WASHINGTON – One month after Hillary Clinton announced her bid for the White House, the former secretary of state is under fire for dodging questions from the media and keeping to tightly orchestrated campaign events.
The Democratic presidential frontrunner has subjected herself to zero formal interviews since entering the race. And the growing field of Republican candidates, who themselves have met the press multiple times, are cranking up their criticism of Clinton’s media habits.
“I don’t have a protective bubble like Mrs. Clinton does … don’t have town hall meetings or little roundtable discussions where I pick who gets to come and I screen the questions and the press has to behave a certain way,” likely GOP presidential candidate and former Florida Gov. Jeb Bush said during an interview with Fox News’ Megyn Kelly.
Bush, who has about the same name recognition as Clinton, estimates he has done 20 press gaggles with reporters since dipping his toes in the 2016 race.
Carly Fiorina, a declared GOP candidate, also took a jab at Clinton.
“Like Hillary Clinton, I’m also running for president, but unlike her, I’m not afraid to answer questions about my record,” Fiorina said at the South Carolina Freedom Summit.
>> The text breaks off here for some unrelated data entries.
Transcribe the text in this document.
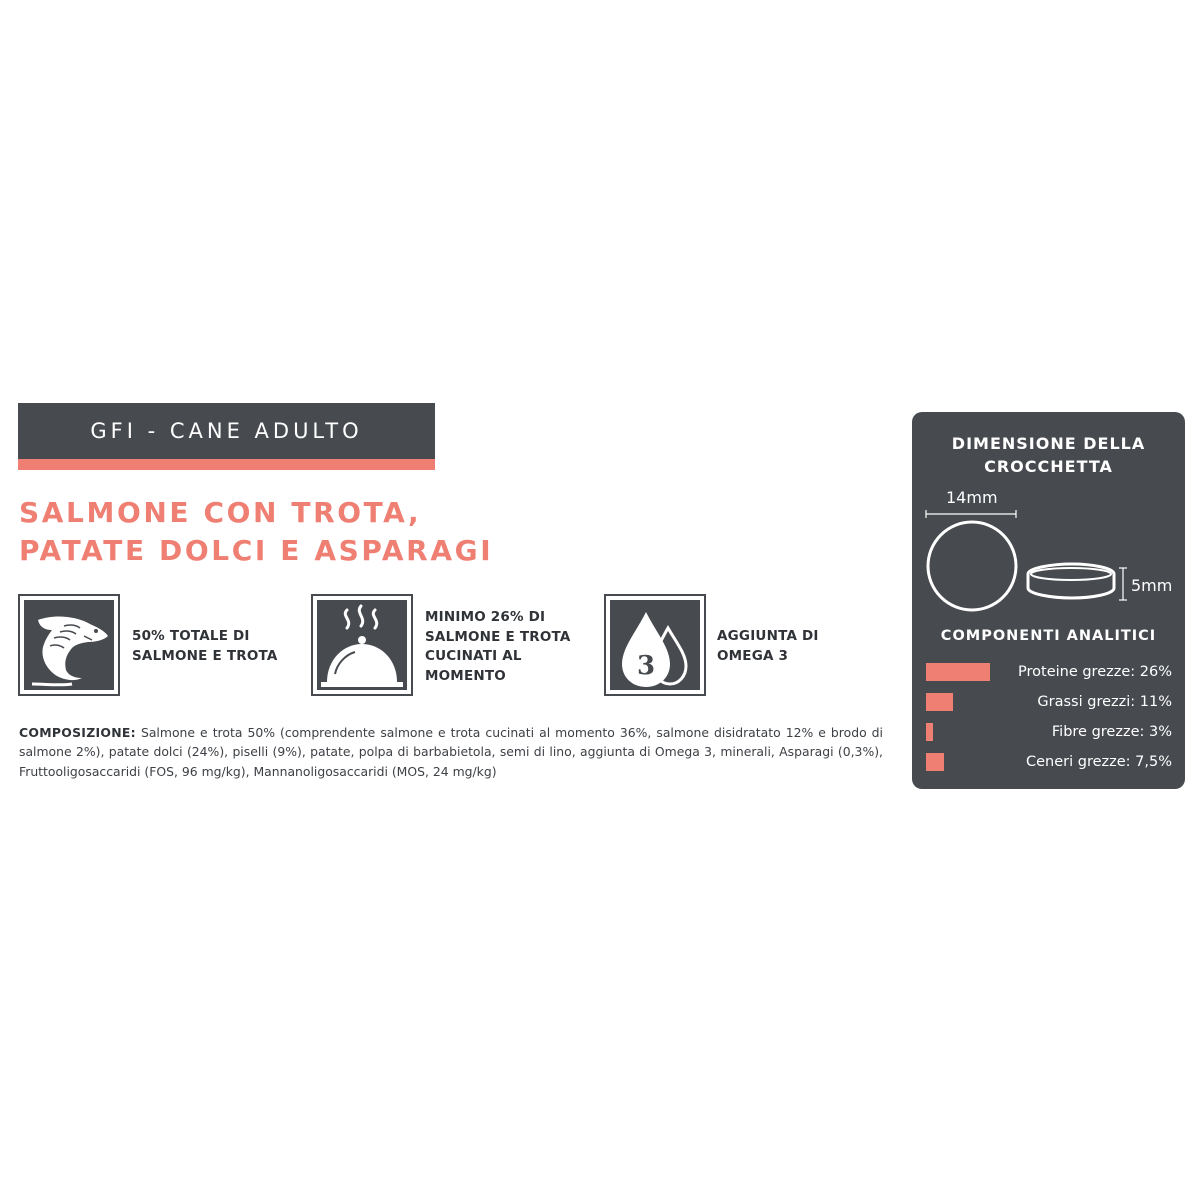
GFI - CANE ADULTO
SALMONE CON TROTA,
PATATE DOLCI E ASPARAGI
50% TOTALE DI
SALMONE E TROTA
MINIMO 26% DI
SALMONE E TROTA
CUCINATI AL
MOMENTO	3
AGGIUNTA DI
OMEGA 3
COMPOSIZIONE: Salmone e trota 50% (comprendente salmone e trota cucinati al momento 36%, salmone disidratato 12% e brodo di salmone 2%), patate dolci (24%), piselli (9%), patate, polpa di barbabietola, semi di lino, aggiunta di Omega 3, minerali, Asparagi (0,3%), Fruttooligosaccaridi (FOS, 96 mg/kg), Mannanoligosaccaridi (MOS, 24 mg/kg)
DIMENSIONE DELLA
CROCCHETTA
14mm
5mm
COMPONENTI ANALITICI
Proteine grezze: 26%
Grassi grezzi: 11%
Fibre grezze: 3%
Ceneri grezze: 7,5%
Fiorina, a former CEO at Hewlett-Packard who was pushed out of the job by the company’s board of directors, has done 21 press interviews compared with Clinton’s zero. Fiorina also has fielded 322 questions from reporters compared with Clinton’s eight.
Though Fiorina has much less name recognition than Clinton and is trying to boost that via media interviews, the disparity between the two candidates’ media encounters is substantial.
To be sure, more interviews can mean more problems for any of the candidates. Bush has taken criticism since his interview with Fox News for saying, when asked if he would have authorized the Iraq war launched by his brother “knowing what we know now,” that he would have. When asked to clarify on Sean Hannity’s radio show, he said he misinterpreted the question from Megyn Kelly. Asked again whether he would have made a different decision on Iraq as president, Bush said Tuesday he didn’t know — which led to even more Democratic criticism.
Sen. Rand Paul, R-Ky., another GOP candidate, also has had some contentious interviews with reporters in recent weeks.
But Paul likewise told The New York Times in an interview published Monday that although he says things that aren’t “perfect” and “talks too much” sometimes, “You don’t get this from Hillary Clinton because she won’t talk to you.”
A Clinton campaign official told Fox News there is still “plenty of time” left in the campaign for Clinton to take questions from the media. For now, the Clinton campaign official said, she was focusing her time talking to voters.
Those questions may not be as hard-hitting as those from reporters. One voter asked during a recent sit-down with Clinton in Iowa, “So I was just wondering, like, what were your, like, policies that you have for, like, children with disabilities.”
The only other Democratic candidate in the race as of now – Sen. Bernie Sanders – has had 31 “encounters with reporters,” USA Today reporter Susan Page said on CBS’s “Face the Nation” on Sunday.
Page said the Clinton camp should “take questions from reporters, whatever you think of them.”